I found a ratty set of calipers for cheap on eBay. I ordered a seal and piston rebuild kit from Ron Ayers. I got the brackets, Galfer HH pads, and Galfer braided hoses from SV Racing (here on the board).
Once I got the calipers, I set about tearing them down and cleaning them. I used compressed air to drive the old pistons out of the bores. A T-40 torx head is needed to take out the caliper bolts that divide the calipers into halves. I headed to my local Fastenal store to get new stainless cap head bolts for replacements. All 8 capscrews needed for the calipers totaled about $5 which is the price Suzuki wants for one of their fancy torx head screws that will rust. I also replaced the screws that hold the brake pad shield over the top of the caliper.
I drilled the caliper mounting bolts for safety wire so there would never be any threadlocker to chase out of the threads in the future.
When cleaning the calipers for rebuild, it is wise to take a dental pick and make sure the upper side of both seal grooves in each bore is clean, pay particular attention to the upper seal. Lots of junk hides just out of sight and needs to be cleaned out before reassembly. I also use a cheap Harbor Freight stainless steel brush to scrub off any residue or junk from the calipers. I probably went through 6 cans of cheap spray brake cleaner as well. Per my father's teaching, I wash all parts in denatured alcohol to remove any chance for oil from my skin fouling things up (who knows if this is really necessary, but it sure smells good!). Once washed, I dunked the seals in fresh DOT4 brake fluid. I smeared a layer of fresh fluid on the inside of the bore and then put in the seals.
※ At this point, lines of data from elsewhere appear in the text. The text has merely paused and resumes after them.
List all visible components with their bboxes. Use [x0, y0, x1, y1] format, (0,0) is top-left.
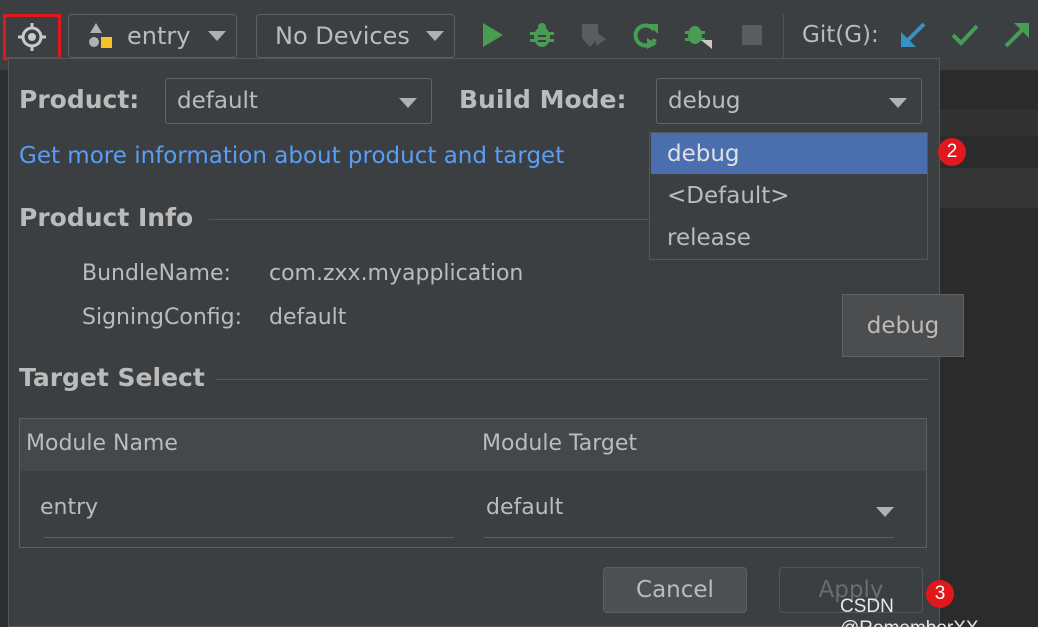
info-link[interactable]: Get more information about product and t…	[19, 143, 564, 169]
cancel-button[interactable]: Cancel	[603, 567, 747, 613]
build-mode-select[interactable]: debug	[656, 78, 922, 124]
signing-config-key: SigningConfig:	[82, 305, 243, 330]
watermark: CSDN @RememberXX.	[840, 596, 984, 627]
device-combo-label: No Devices	[275, 22, 410, 50]
step-badge-2: 2	[938, 138, 966, 166]
cell-underline	[44, 537, 454, 538]
module-target-select[interactable]: default	[482, 479, 894, 537]
column-header-module-name: Module Name	[26, 431, 178, 456]
option-debug[interactable]: debug	[651, 133, 927, 174]
table-header: Module Name Module Target	[20, 419, 926, 471]
profiler-shield-icon[interactable]	[578, 20, 608, 50]
cell-module-target: default	[486, 495, 564, 520]
product-select[interactable]: default	[165, 78, 432, 124]
target-icon	[18, 23, 46, 51]
product-select-value: default	[177, 88, 258, 114]
bundle-name-value: com.zxx.myapplication	[269, 261, 524, 286]
product-target-button[interactable]	[3, 14, 61, 60]
build-mode-label: Build Mode:	[459, 85, 627, 114]
debug-bug-icon[interactable]	[527, 20, 557, 50]
chevron-down-icon	[876, 507, 894, 517]
git-label: Git(G):	[802, 22, 879, 48]
target-select-title: Target Select	[19, 363, 205, 392]
chevron-down-icon	[425, 31, 444, 41]
git-update-icon[interactable]	[898, 20, 928, 50]
stop-icon[interactable]	[737, 20, 767, 50]
attach-debugger-icon[interactable]	[683, 20, 713, 50]
editor-line	[940, 168, 1038, 208]
git-commit-icon[interactable]	[950, 20, 980, 50]
module-combo[interactable]: entry	[68, 14, 237, 58]
run-icon[interactable]	[477, 20, 507, 50]
device-combo[interactable]: No Devices	[256, 14, 455, 58]
signing-config-value: default	[269, 305, 347, 330]
module-icon	[89, 23, 112, 48]
column-header-module-target: Module Target	[482, 431, 638, 456]
option-release[interactable]: release	[651, 217, 927, 258]
target-table: Module Name Module Target entry default	[19, 418, 927, 548]
option-default[interactable]: <Default>	[651, 175, 927, 216]
editor-line	[940, 110, 1038, 136]
rerun-icon[interactable]	[630, 20, 660, 50]
build-mode-select-value: debug	[668, 88, 741, 114]
git-push-icon[interactable]	[1002, 20, 1032, 50]
build-mode-dropdown: debug <Default> release	[649, 132, 928, 260]
toolbar-separator	[783, 14, 784, 58]
chevron-down-icon	[399, 98, 417, 108]
module-combo-label: entry	[127, 22, 191, 50]
cell-module-name: entry	[40, 495, 99, 520]
chevron-down-icon	[208, 31, 227, 41]
chevron-down-icon	[889, 98, 907, 108]
product-info-title: Product Info	[19, 203, 194, 232]
cell-underline	[484, 537, 894, 538]
section-divider	[216, 379, 929, 380]
tooltip: debug	[842, 294, 964, 357]
product-label: Product:	[19, 85, 140, 114]
bundle-name-key: BundleName:	[82, 261, 231, 286]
Next, dip the new pistons in fluid and carefully press them into the bores.
Then I sprayed everything with brake cleaner and set about masking up the machined surfaces that cannot be painted. It takes about 20 minutes per caliper half at my speed working with painters tape and a fine razor knife. I threaded old bolts into holes, made tape "funnels" to fit into others, and then hung the calipers for painting. I used Duplicolor red brake caliper spray paint (about $7 a can at most auto parts stores). Don't believe the coverage listed on the can's label, it took me nearly two cans, giving each part three coatings.
To reveal the "Tokico" text wasn't too tricky as I have access to one of those Chinese mill/lathe combo machines. I mounted a 2" diameter surface sander to the mill and blocked up the caliper half on the cross-slide. I was able to sand off the paint without hitting any other part of the caliper. You could do this on a drill press. I doubt I could have done this by hand (I tried mocking up a piece of sandpaper on a flat bench, but I couldn't hold the caliper steady enough to push it across the paper without rocking over and scratching the sides).
Once the paint had set, I reassembled the calipers, remembering the new o-ring that goes between the halves prior to tightening the screws to 24 n-m.
I removed the old calipers and hoses, making sure to drain the system before disconnecting the lines so fluid wouldn't get on the paint. One of those hand squeezed vacuum pumps works great for this. I put the new brackets onto the forks and used medium strength thread-locker and tightened those bolts to ~26 n-m (whatever the factory manual recommended). Then I mounted the calipers and safety wired the bolts for ease of future removal for tire changes.
The hardest part was getting the dual Galfer banjo fittings to seal at the master cylinder! Galfer recommends 17-25 ft-lbs, and even at 25 ft-lbs torque, my system leaked. I had to hand tighten the system to probably twice that amount to get everything to seal. I had no problems with the banjo fittings sealing at the calipers. It took a while to get all the air pumped and sucked out of the new calipers, but after a bit I was able to get a very firm brake lever.
I took the bike out for a spin to bed in the pads. I forgot how HH pads sound on ventilated rotors, but that familiar "WHIRR" sound lets you know you have some serious brakes. By the third firm stop I was doing stoppies and compressing the front fork to within 1" of the lower triple clamp.
This job took me two weekends of cleaning, painting, and assembling (after I ordered and received all the parts). I don't work too fast, so others may do this more quickly. I also replaced the rear pads with HH compound, but I haven't done the rear brake line conversion to braided yet. My DL1000 now stops like my 600 track bike.
I'd rate this job as a full 4 beers out of a six-pack and not for the true beginner. If you have been turning the wrenches on your bike for a while, you should be able to tackle it.